Thursday, August 29, 2013
My thoughts on this Thursday
My thoughts today...........
Where is everyone? I haven't seen posts for so many for so long. I know summer is a busy time but you are missed.
Last night I took my youngest to Urgent Care. He is our adopted son that is 27. He has a little ache or pain and thinks it is an emergency. It happens all the time. So hard to know if it is something serious. I think he just doesn't know how to handle life........and that is part of his disability. He is extremely over weight. We try so hard to encourage him to loose weight. He won't do any kind of exercise. He just refuses to walk or do anything. He eats things that aren't good for him. He was weighed the other day at the doctors. I asked how much he weighed. He said that he topped the scale and he wasn't sure because the scale only goes so high. I know I am overweight as well but I do try to stay healthy. I can't begin to tell you how many times we have taken him to the ER. My poor husband has gone so many times in the middle of the night. When my son has a melt down he knows exactly how to get admitted. So you get the picture. Well last night a friend of mine called. I haven't seen her for several years. She has two adopted children as well. They don't have disabilities. They fight all the time. Well she told me that I was so mean to my son. She said that I signed up for this. She said that he would have died had we not taken him in. That's probably true. She also said that we took in this cute little boy and when he had problems we had a hard time dealing with that. Say what..........oh what we have been though. There are so many stories that you would never believe. School was just awful. I earned every white hair. I know that my husband has more patience with him than I do, but I do love him. I want a better life for him. I just get so upset that he won't help himself. But being mean to him.....that hurts. I will try to be nicer, I will. As soon as I post this I have to go get his meds and take them to his apartment. I waited hours in the hot car last night while he was being seen. On Monday the baby I watch and I waited as he saw his other doctor. My husband does way more than I do. Oh well.......it is what it is.
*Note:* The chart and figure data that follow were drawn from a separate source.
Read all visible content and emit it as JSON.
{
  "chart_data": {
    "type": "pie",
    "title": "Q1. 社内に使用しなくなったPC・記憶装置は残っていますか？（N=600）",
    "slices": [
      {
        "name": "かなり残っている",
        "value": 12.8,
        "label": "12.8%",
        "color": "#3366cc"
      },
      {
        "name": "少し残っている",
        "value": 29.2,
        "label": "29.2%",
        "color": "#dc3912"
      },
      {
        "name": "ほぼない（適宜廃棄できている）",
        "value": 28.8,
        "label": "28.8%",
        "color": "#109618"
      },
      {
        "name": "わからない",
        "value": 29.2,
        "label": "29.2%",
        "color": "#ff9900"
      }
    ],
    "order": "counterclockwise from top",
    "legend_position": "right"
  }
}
While at the Urgent Care, a teenager came in. He could hardly walk. He had on soccer clothes.....my first thought was a head injury. It was just one of those feelings that you know is something seriously. Then I hear the squad getting closer and closer and suddenly it was at the Urgent Care. The nurses held the door open and said something about the doctor saying to hurry and about meningitis. I have heard since that he had crashed heads with another player and that he was at Children's with viral meningitis. Pray for this boy.
My sweet Mabel told me on the phone that she loved me "more" when I told her I loved her. Ahhhhh.....later she said to Heaven. I asked her to call after her first day of pre-school.......and she did that as soon as she got picked up. She was so excited.
I am ready for fall.........not rushing time......but ready for cooler temps.
Thanks for letting me vent. You know how it is when you can't get something off your mind. Just the thought of someone thinking I was mean is difficult for me .
I have changed my email address to: email@example.com I'm not sure that it is working. I hesitated for so long because I worried about my blog getting messed up. It automatically changed......shocker. Maybe now I can get your emails.
I was able to finally get the banner picture up on my header. Now that summer is almost over. Oh well, it may still be there next summer.
Thanks my friends. I hope you are having a good week.